Scroll is a new zero-knowledge EVM implementation currently under development. The Scroll team plans to design zero-knowledge circuits for each EVM opcode. This will allow developers to deploy Ethereum-native smart contracts on Scroll without modifying the underlying EVM bytecode.

Additionally, Scroll zkEVM will use a "cryptographic accumulator" to verify the correctness of storage. This is used to prove that the contract bytecode is correctly loaded from a given address.

It also provides a circuit that links bytecode to execution traces. An execution trace is a sequence that specifies which VM instructions were executed and in what order. The prover will submit the execution trace during proof generation to verify that the computation aligns with the original bytecode.

Applied ZKP zkEVM

Applied ZKP is a project funded by the Ethereum Foundation aimed at developing an EVM-compatible ZK-rollup and a mechanism for generating validity proofs for Ethereum blocks. The latter part is crucial, as pairing blocks with validity proofs will eliminate the need for nodes to re-execute blocks.

The innovation of Applied ZKP lies in the separation of computation and storage. It uses two types of validity proofs—state proofs and EVM proofs:

State Proofs

Check whether operations involving storage, memory, and stack occurred correctly. State proofs essentially verify the accuracy of read and write operations.

EVM Proofs

Check whether the correct opcodes were called at the right times.

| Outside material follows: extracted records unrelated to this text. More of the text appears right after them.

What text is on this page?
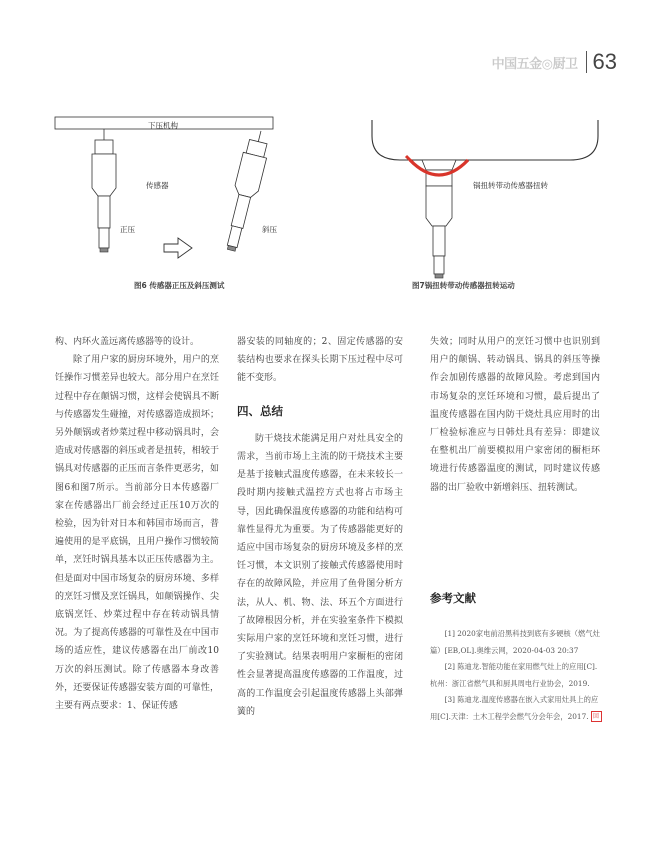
中国五金◎厨卫 63
下压机构
传感器
正压	斜压
图6 传感器正压及斜压测试
锅扭转带动传感器扭转
图7锅扭转带动传感器扭转运动

构、内环火盖远离传感器等的设计。

除了用户家的厨房环境外，用户的烹饪操作习惯差异也较大。部分用户在烹饪过程中存在颠锅习惯，这样会使锅具不断与传感器发生碰撞，对传感器造成损坏；另外颠锅或者炒菜过程中移动锅具时，会造成对传感器的斜压或者是扭转，相较于锅具对传感器的正压而言条件更恶劣，如图6和图7所示。当前部分日本传感器厂家在传感器出厂前会经过正压10万次的检验，因为针对日本和韩国市场而言，普遍使用的是平底锅，且用户操作习惯较简单，烹饪时锅具基本以正压传感器为主。但是面对中国市场复杂的厨房环境、多样的烹饪习惯及烹饪锅具，如颠锅操作、尖底锅烹饪、炒菜过程中存在转动锅具情况。为了提高传感器的可靠性及在中国市场的适应性，建议传感器在出厂前改10万次的斜压测试。除了传感器本身改善外，还要保证传感器安装方面的可靠性，主要有两点要求：1、保证传感

器安装的同轴度的；2、固定传感器的安装结构也要求在探头长期下压过程中尽可能不变形。

四、总结

防干烧技术能满足用户对灶具安全的需求，当前市场上主流的防干烧技术主要是基于接触式温度传感器，在未来较长一段时期内接触式温控方式也将占市场主导，因此确保温度传感器的功能和结构可靠性显得尤为重要。为了传感器能更好的适应中国市场复杂的厨房环境及多样的烹饪习惯，本文识别了接触式传感器使用时存在的故障风险，并应用了鱼骨图分析方法，从人、机、物、法、环五个方面进行了故障根因分析，并在实验室条件下模拟实际用户家的烹饪环境和烹饪习惯，进行了实验测试。结果表明用户家橱柜的密闭性会显著提高温度传感器的工作温度，过高的工作温度会引起温度传感器上头部弹簧的

失效；同时从用户的烹饪习惯中也识别到用户的颠锅、转动锅具、锅具的斜压等操作会加剧传感器的故障风险。考虑到国内市场复杂的烹饪环境和习惯，最后提出了温度传感器在国内防干烧灶具应用时的出厂检验标准应与日韩灶具有差异：即建议在整机出厂前要模拟用户家密闭的橱柜环境进行传感器温度的测试，同时建议传感器的出厂验收中新增斜压、扭转测试。

参考文献

[1] 2020家电前沿黑科技到底有多硬核（燃气灶篇）[EB,OL].奥维云网，2020-04-03 20:37

[2] 陈迪龙.智能功能在家用燃气灶上的应用[C].杭州：浙江省燃气具和厨具周电行业协会，2019.

[3] 陈迪龙.温度传感器在嵌入式家用灶具上的应用[C].天津：土木工程学会燃气分会年会，2017. 回
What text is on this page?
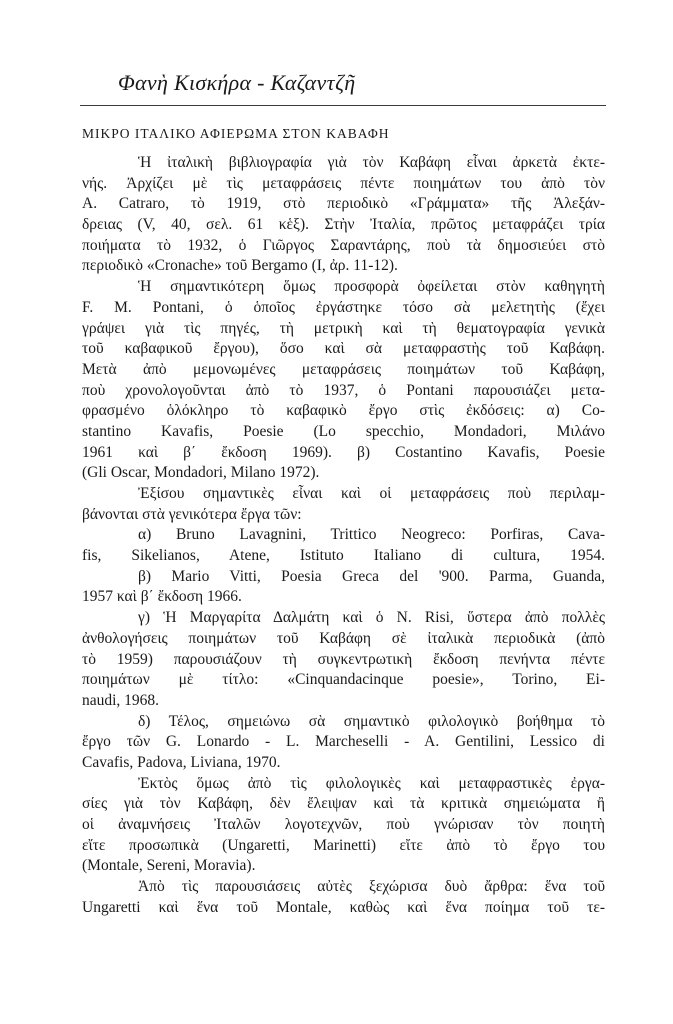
Φανὴ Κισκήρα - Καζαντζῆ
ΜΙΚΡΟ ΙΤΑΛΙΚΟ ΑΦΙΕΡΩΜΑ ΣΤΟΝ ΚΑΒΑΦΗ
Ἡ ἰταλικὴ βιβλιογραφία γιὰ τὸν Καβάφη εἶναι ἀρκετὰ ἐκτε-
νής. Ἀρχίζει μὲ τὶς μεταφράσεις πέντε ποιημάτων του ἀπὸ τὸν
A. Catraro, τὸ 1919, στὸ περιοδικὸ «Γράμματα» τῆς Ἀλεξάν-
δρειας (V, 40, σελ. 61 κἑξ). Στὴν Ἰταλία, πρῶτος μεταφράζει τρία
ποιήματα τὸ 1932, ὁ Γιῶργος Σαραντάρης, ποὺ τὰ δημοσιεύει στὸ
περιοδικὸ «Cronache» τοῦ Bergamo (I, ἀρ. 11-12).
Ἡ σημαντικότερη ὅμως προσφορὰ ὀφείλεται στὸν καθηγητὴ
F. M. Pontani, ὁ ὁποῖος ἐργάστηκε τόσο σὰ μελετητὴς (ἔχει
γράψει γιὰ τὶς πηγές, τὴ μετρικὴ καὶ τὴ θεματογραφία γενικὰ
τοῦ καβαφικοῦ ἔργου), ὅσο καὶ σὰ μεταφραστὴς τοῦ Καβάφη.
Μετὰ ἀπὸ μεμονωμένες μεταφράσεις ποιημάτων τοῦ Καβάφη,
ποὺ χρονολογοῦνται ἀπὸ τὸ 1937, ὁ Pontani παρουσιάζει μετα-
φρασμένο ὁλόκληρο τὸ καβαφικὸ ἔργο στὶς ἐκδόσεις: α) Co-
stantino Kavafis, Poesie (Lo specchio, Mondadori, Μιλάνο
1961 καὶ β΄ ἔκδοση 1969). β) Costantino Kavafis, Poesie
(Gli Oscar, Mondadori, Milano 1972).
Ἐξίσου σημαντικὲς εἶναι καὶ οἱ μεταφράσεις ποὺ περιλαμ-
βάνονται στὰ γενικότερα ἔργα τῶν:
α) Bruno Lavagnini, Trittico Neogreco: Porfiras, Cava-
fis, Sikelianos, Atene, Istituto Italiano di cultura, 1954.
β) Mario Vitti, Poesia Greca del '900. Parma, Guanda,
1957 καὶ β΄ ἔκδοση 1966.
γ) Ἡ Μαργαρίτα Δαλμάτη καὶ ὁ N. Risi, ὕστερα ἀπὸ πολλὲς
ἀνθολογήσεις ποιημάτων τοῦ Καβάφη σὲ ἰταλικὰ περιοδικὰ (ἀπὸ
τὸ 1959) παρουσιάζουν τὴ συγκεντρωτικὴ ἔκδοση πενήντα πέντε
ποιημάτων μὲ τίτλο: «Cinquandacinque poesie», Torino, Ei-
naudi, 1968.
δ) Τέλος, σημειώνω σὰ σημαντικὸ φιλολογικὸ βοήθημα τὸ
ἔργο τῶν G. Lonardo - L. Marcheselli - A. Gentilini, Lessico di
Cavafis, Padova, Liviana, 1970.
Ἐκτὸς ὅμως ἀπὸ τὶς φιλολογικὲς καὶ μεταφραστικὲς ἐργα-
σίες γιὰ τὸν Καβάφη, δὲν ἔλειψαν καὶ τὰ κριτικὰ σημειώματα ἢ
οἱ ἀναμνήσεις Ἰταλῶν λογοτεχνῶν, ποὺ γνώρισαν τὸν ποιητὴ
εἴτε προσωπικὰ (Ungaretti, Marinetti) εἴτε ἀπὸ τὸ ἔργο του
(Montale, Sereni, Moravia).
Ἀπὸ τὶς παρουσιάσεις αὐτὲς ξεχώρισα δυὸ ἄρθρα: ἕνα τοῦ
Ungaretti καὶ ἕνα τοῦ Montale, καθὼς καὶ ἕνα ποίημα τοῦ τε-
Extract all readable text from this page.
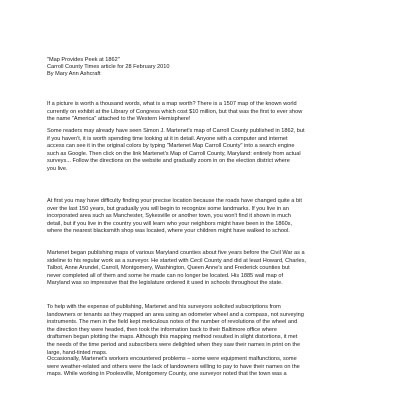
"Map Provides Peek at 1862"

Carroll County Times article for 28 February 2010

By Mary Ann Ashcraft

If a picture is worth a thousand words, what is a map worth? There is a 1507 map of the known world
currently on exhibit at the Library of Congress which cost $10 million, but that was the first to ever show
the name "America" attached to the Western Hemisphere!

Some readers may already have seen Simon J. Martenet's map of Carroll County published in 1862, but
if you haven't, it is worth spending time looking at it in detail. Anyone with a computer and internet
access can see it in the original colors by typing "Martenet Map Carroll County" into a search engine
such as Google. Then click on the link Martenet's Map of Carroll County, Maryland: entirely from actual
surveys... Follow the directions on the website and gradually zoom in on the election district where
you live.

At first you may have difficulty finding your precise location because the roads have changed quite a bit
over the last 150 years, but gradually you will begin to recognize some landmarks. If you live in an
incorporated area such as Manchester, Sykesville or another town, you won't find it shown in much
detail, but if you live in the country you will learn who your neighbors might have been in the 1860s,
where the nearest blacksmith shop was located, where your children might have walked to school.

Martenet began publishing maps of various Maryland counties about five years before the Civil War as a
sideline to his regular work as a surveyor. He started with Cecil County and did at least Howard, Charles,
Talbot, Anne Arundel, Carroll, Montgomery, Washington, Queen Anne's and Frederick counties but
never completed all of them and some he made can no longer be located. His 1885 wall map of
Maryland was so impressive that the legislature ordered it used in schools throughout the state.

To help with the expense of publishing, Martenet and his surveyors solicited subscriptions from
landowners or tenants as they mapped an area using an odometer wheel and a compass, not surveying
instruments. The men in the field kept meticulous notes of the number of revolutions of the wheel and
the direction they were headed, then took the information back to their Baltimore office where
draftsmen began plotting the maps. Although this mapping method resulted in slight distortions, it met
the needs of the time period and subscribers were delighted when they saw their names in print on the
large, hand-tinted maps.

Occasionally, Martenet's workers encountered problems – some were equipment malfunctions, some
were weather-related and others were the lack of landowners willing to pay to have their names on the
maps. While working in Poolesville, Montgomery County, one surveyor noted that the town was a
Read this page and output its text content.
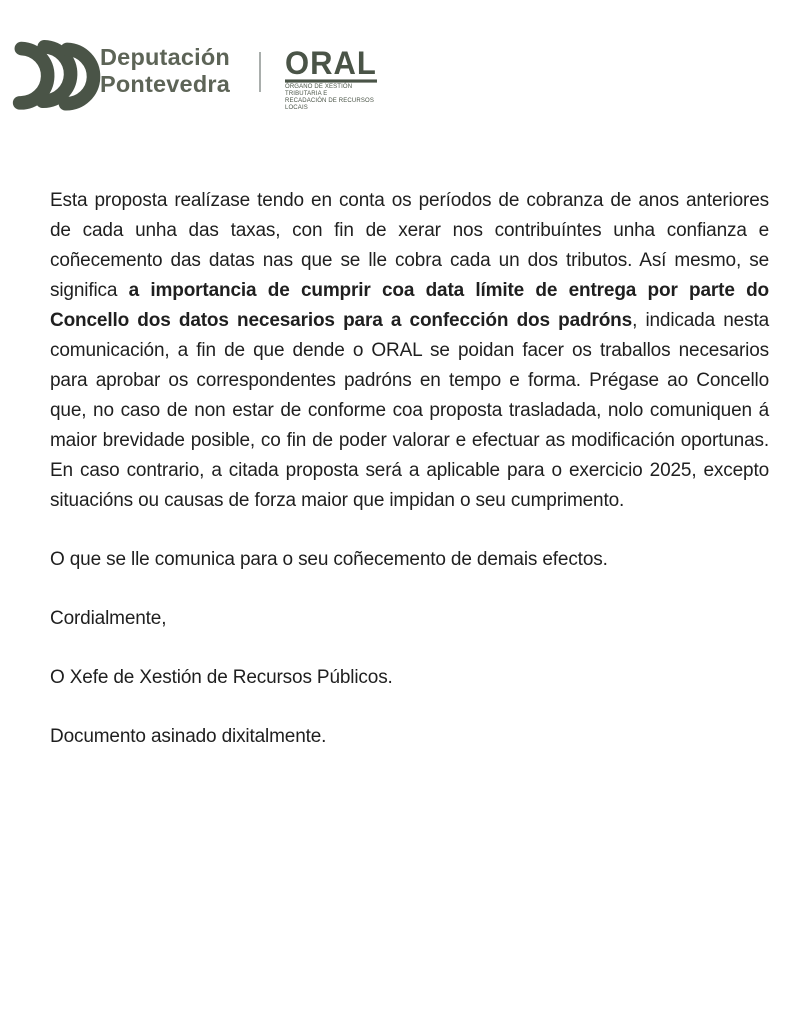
Deputación
Pontevedra
ORAL
ÓRGANO DE XESTIÓN TRIBUTARIA E
RECADACIÓN DE RECURSOS LOCAIS

Esta proposta realízase tendo en conta os períodos de cobranza de anos anteriores de cada unha das taxas, con fin de xerar nos contribuíntes unha confianza e coñecemento das datas nas que se lle cobra cada un dos tributos. Así mesmo, se significa a importancia de cumprir coa data límite de entrega por parte do Concello dos datos necesarios para a confección dos padróns, indicada nesta comunicación, a fin de que dende o ORAL se poidan facer os traballos necesarios para aprobar os correspondentes padróns en tempo e forma. Prégase ao Concello que, no caso de non estar de conforme coa proposta trasladada, nolo comuniquen á maior brevidade posible, co fin de poder valorar e efectuar as modificación oportunas. En caso contrario, a citada proposta será a aplicable para o exercicio 2025, excepto situacións ou causas de forza maior que impidan o seu cumprimento.

O que se lle comunica para o seu coñecemento de demais efectos.

Cordialmente,

O Xefe de Xestión de Recursos Públicos.

Documento asinado dixitalmente.
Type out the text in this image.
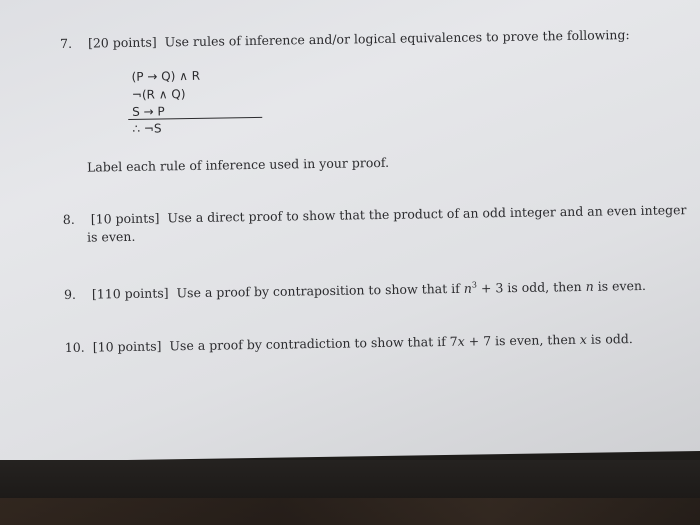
7. [20 points] Use rules of inference and/or logical equivalences to prove the following:
(P → Q) ∧ R
¬(R ∧ Q)
S → P
∴ ¬S
Label each rule of inference used in your proof.
8. [10 points] Use a direct proof to show that the product of an odd integer and an even integer
is even.
9. [110 points] Use a proof by contraposition to show that if $n^3 + 3$ is odd, then n is even.
10. [10 points] Use a proof by contradiction to show that if 7x + 7 is even, then x is odd.
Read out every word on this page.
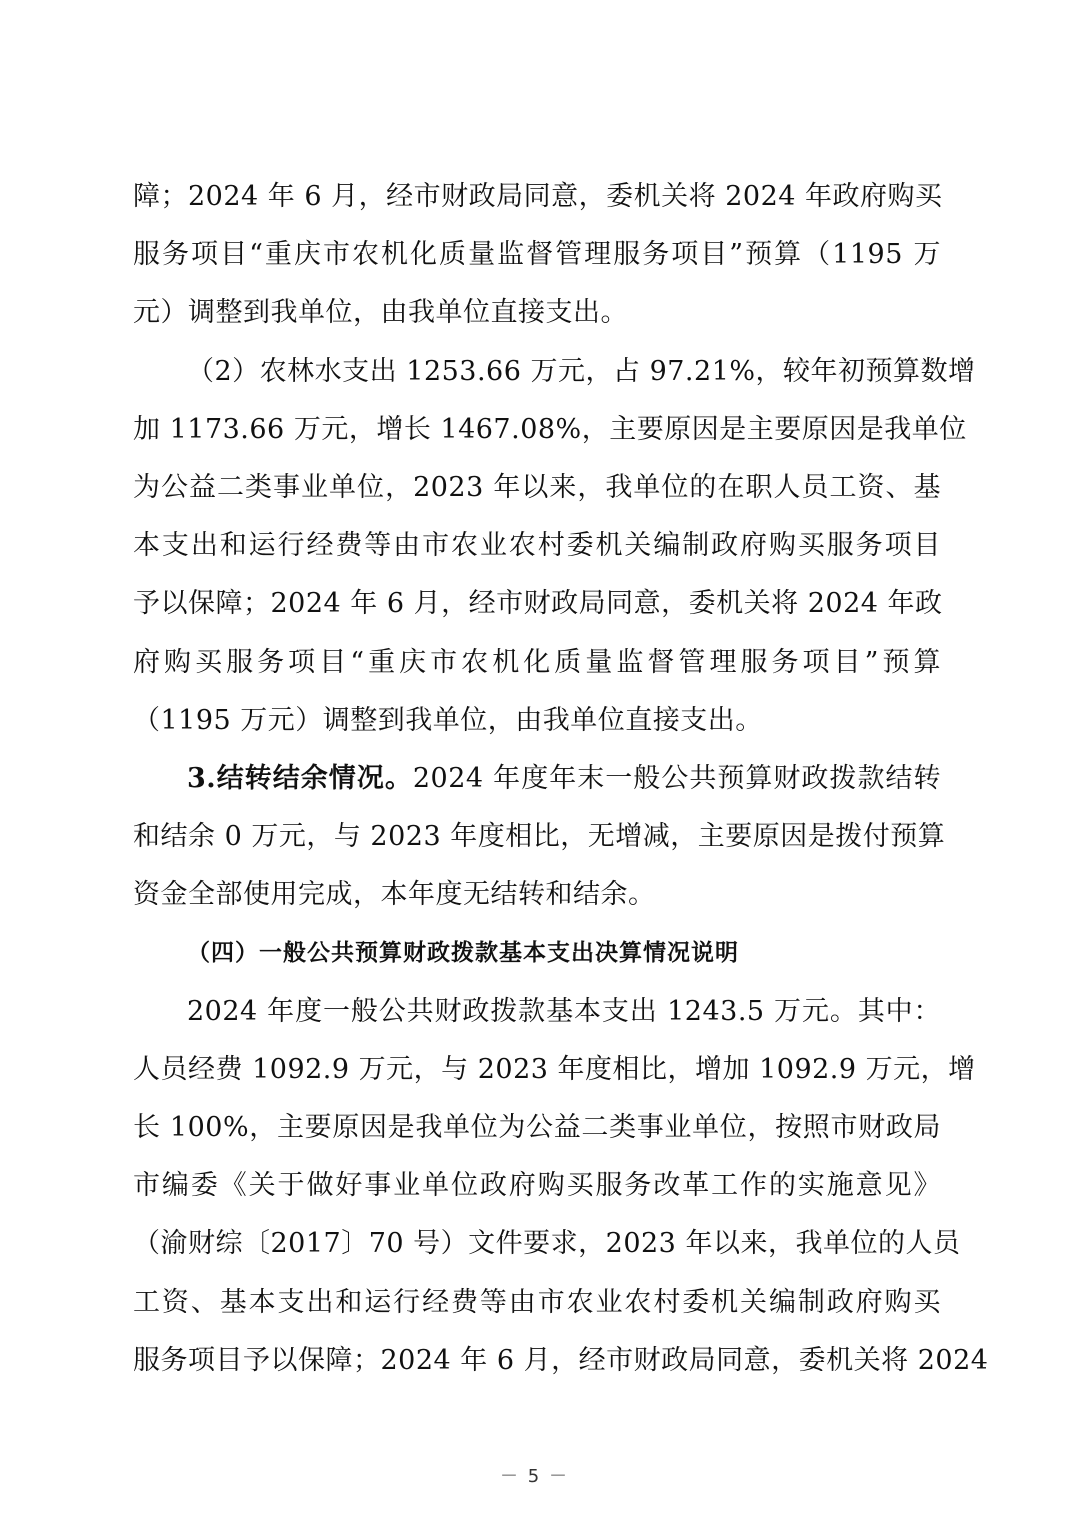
障；2024 年 6 月，经市财政局同意，委机关将 2024 年政府购买
服务项目“重庆市农机化质量监督管理服务项目”预算（1195 万
元）调整到我单位，由我单位直接支出。
（2）农林水支出 1253.66 万元，占 97.21%，较年初预算数增
加 1173.66 万元，增长 1467.08%，主要原因是主要原因是我单位
为公益二类事业单位，2023 年以来，我单位的在职人员工资、基
本支出和运行经费等由市农业农村委机关编制政府购买服务项目
予以保障；2024 年 6 月，经市财政局同意，委机关将 2024 年政
府购买服务项目“重庆市农机化质量监督管理服务项目”预算
（1195 万元）调整到我单位，由我单位直接支出。
3.结转结余情况。2024 年度年末一般公共预算财政拨款结转
和结余 0 万元，与 2023 年度相比，无增减，主要原因是拨付预算
资金全部使用完成，本年度无结转和结余。
（四）一般公共预算财政拨款基本支出决算情况说明
2024 年度一般公共财政拨款基本支出 1243.5 万元。其中：
人员经费 1092.9 万元，与 2023 年度相比，增加 1092.9 万元，增
长 100%，主要原因是我单位为公益二类事业单位，按照市财政局
市编委《关于做好事业单位政府购买服务改革工作的实施意见》
（渝财综〔2017〕70 号）文件要求，2023 年以来，我单位的人员
工资、基本支出和运行经费等由市农业农村委机关编制政府购买
服务项目予以保障；2024 年 6 月，经市财政局同意，委机关将 2024
－ 5 －
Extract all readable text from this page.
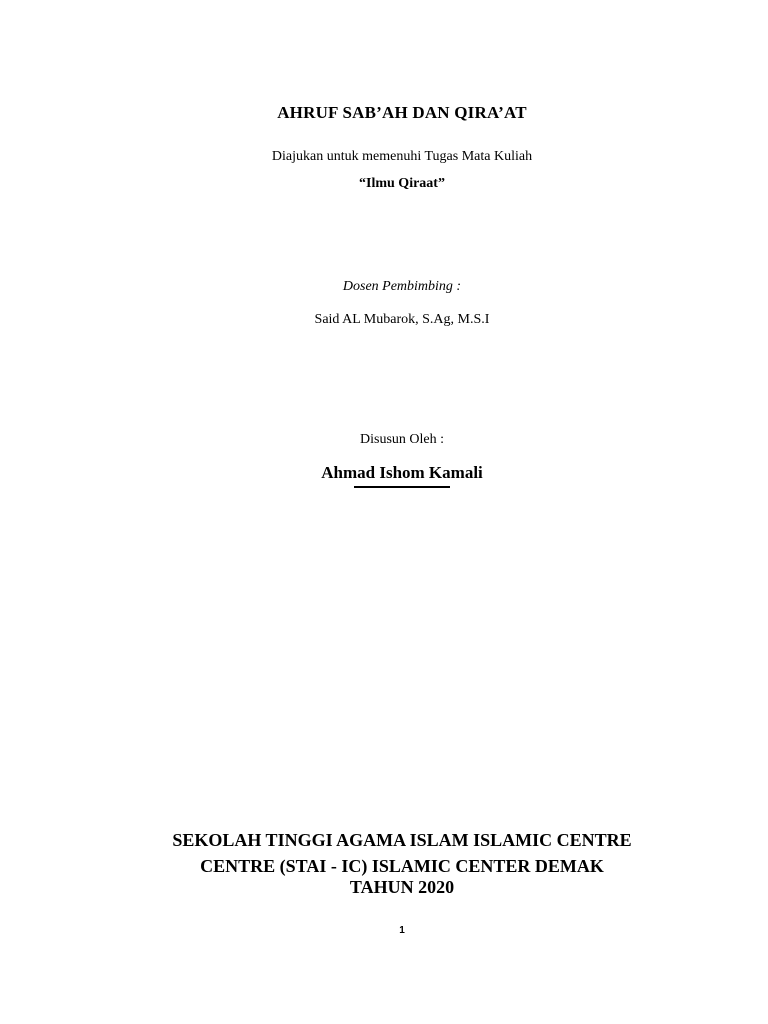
AHRUF SAB’AH DAN QIRA’AT
Diajukan untuk memenuhi Tugas Mata Kuliah
“Ilmu Qiraat”
Dosen Pembimbing :
Said AL Mubarok, S.Ag, M.S.I
Disusun Oleh :
Ahmad Ishom Kamali
SEKOLAH TINGGI AGAMA ISLAM ISLAMIC CENTRE
CENTRE (STAI - IC) ISLAMIC CENTER DEMAK
TAHUN 2020
1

EVM proofs validate the computation itself and confirm that state proofs executed the correct operations for each opcode.

Applied ZKP zkEVM uses bus mapping to link state proofs and EVM proofs. Furthermore, both proofs must be verified before an Ethereum block is considered valid.

Where Are We in the Development Progress of zkEVM?

Apart from zkSync, most zero-knowledge EVMs are still under development. However, the continuous advancement of zero-knowledge technology means that the prospects for a fully functional zkEVM are better than ever.